2017-07-12
More Than I Could Ever Ask
By Lori Graham Bakker
Thomas Nelson, 256 pp. In "Mrs. Ramsey's Life," a small book bound in red leather published in 1852, the author tells of her wayward past. She flirts with men, swills spirits like a sailor, and back-talks her parents until, finally, she finds Christ. "Mrs. Ramsey's Life" was one of thousands of such spiritual autobiographies published in the 19th century. The books had a twofold purpose: to scandalize, and therefore sell; but also to lure readers away from their own sinful ways and set them firmly on the path of righteousness. The conversion story has been popular since Paul fell off his horse on the way to Damascus. In our day, the stories are often as predictable as Mrs. Ramsey's: Lonely childhood or neglectful parent leads to a turn to vice in the teen years. Alcohol is followed by sex, followed by a visit to Planned Parenthood. The debauchery is eventually followed by a tearful conversion at a Billy Graham revival or neighborhood church. After the conversion comes the ministry, a life of glory lived for God; the convert nurses the addicted, feeds the hungry, tends to the sick, and, above all, spreads the gospel to the unconverted. Lori Graham Bakker's story, "The Story of a Woman, Broken and Defeated Who Found That Dreams Really Do Come True," is one of these carbon-copy conversion tales. The beautiful blonde beaming at readers from the cover looks like she has always had her act together, but inside we find she was once a druggie, an unfaithful wife, and, in her view, a murderer: She had not one but five abortions before she found the Lord and repented of her sins.Lori Graham met not only Jesus, but Jim Bakker, recently released from prison after the PTL scandal, and the repentant couple fell in love. They were poor but happy. He bought her a zirconia ring, introduced her to his daughter, and married her. Today they live, and minister, on a piece of lakefront property in Florida. When not contributing essays on Isaiah 1:18 ("Though your sins are like scarlet, they shall be as white as snow") to women's study Bibles, Lori Bakker offers post-abortion healing through her organization Mourning to Joy Ministries.

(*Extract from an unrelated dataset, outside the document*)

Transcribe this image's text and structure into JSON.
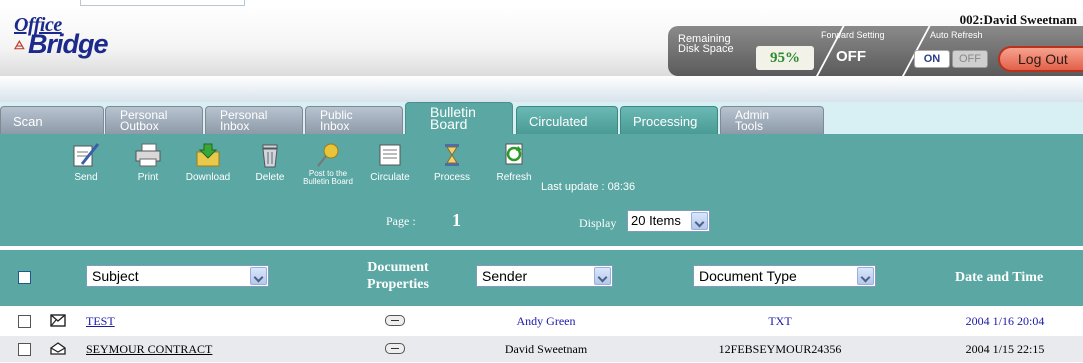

On top of its cookie-cutter feel, "More Than I Could Ever Ask" has some distracting stylistic flaws, not least that it's not told chronologically; instead, Bakker zips back and forth from present to past, acquainting us with three different time periods: her tawdry youth, her courtship with Jim, and her present-day marriage and ministry. Chronology is the chief gift God gives memoirists. A writer who spurns it to write against the narrative grain is tempting disaster, and indeed Bakker's decision makes her book feel desultory and confusing.

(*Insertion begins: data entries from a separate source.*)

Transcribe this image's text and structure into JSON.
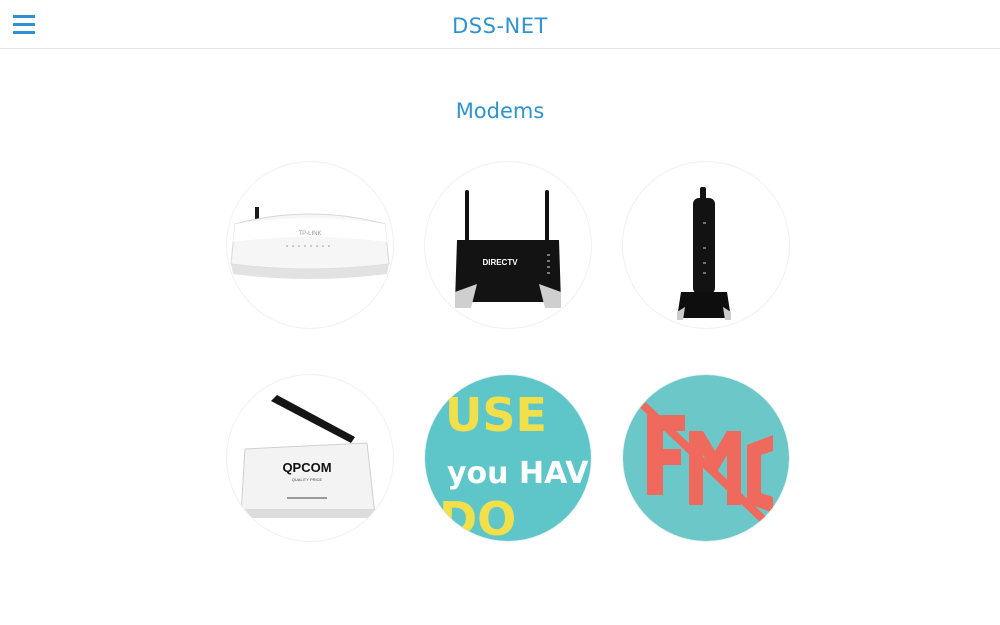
{
  "header": {
    "brand": "DSS-NET",
    "menu_icon": "hamburger-menu-icon",
    "accent_color": "#2f93d0"
  },
  "page": {
    "title": "Modems"
  },
  "products": [
    {
      "name": "tp-link-router",
      "logo_text": "TP-LINK"
    },
    {
      "name": "directv-modem",
      "logo_text": "DIRECTV"
    },
    {
      "name": "vertical-modem",
      "logo_text": ""
    },
    {
      "name": "qpcom-router",
      "logo_text": "QPCOM",
      "sub_text": "QUALITY PRICE"
    },
    {
      "name": "lettering-art-1",
      "art_text": [
        "USE",
        "you HAV",
        "DO"
      ]
    },
    {
      "name": "lettering-art-2",
      "art_text": []
    }
  ]
}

But the book is not without merit. Like "Mrs. Ramsey's Life," its value is not so much literary as didactic and religious. I didn't pick up "More Than I Could Ever Ask" expecting to learn any great spiritual lessons, but, by Chapter 26, I was, in evangelical argot, convicted. "More Than I Could Ever Ask" made me realize just how very un-Christlike I am to fallen sinners. I don't mean Lori Bakker--her parking-lot toking and her frequent D&Cs didn't faze me. I mean her husband Jim. Pretty darn cynical when I opened the book, I took a liking to Lori Bakker and kept wondering how she could have been taken in by that adulterous PTL crook. Then I learned the Grahams (Ruth and Billy, that is--no relation to Lori) had been hoodwinked, too. They reached out to Jim Bakker as soon as he was out of prison and haven't stopped reaching since. But what about all the people Jim Bakker is leading astray in his so-called ministry? How dare he try to rebuild a public ministry after all the damage he did to the church in his selfish scandal days, I thought. Then, somewhere around page 200, I got the point. Jesus calls us to transformation, and he appears to have transformed Jim Bakker. It was me who was stiff-necked and judgmental. If Jesus Christ, and Billy Graham, can forgive Jim Bakker, I figure, so can I.

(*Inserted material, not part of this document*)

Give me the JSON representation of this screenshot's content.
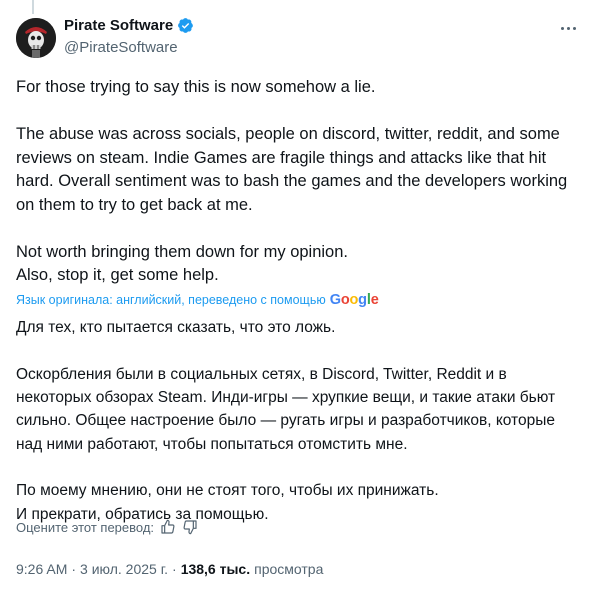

"More Than I Could Ever Ask" is not going to replace Cardinal Newman's "Apologia Pro Vita Sua" or even Patricia Hampl's "Virgin Time" or Kathleen Norris' "Dakota." But it does exactly what those 19th-century conversion narratives, boilerplate though they were, accomplished: It does work on the reader. "More Than I Could Ever Ask" newly convicted at least this reader of her sin, which, frankly, is more than I expect from Kathleen Norris.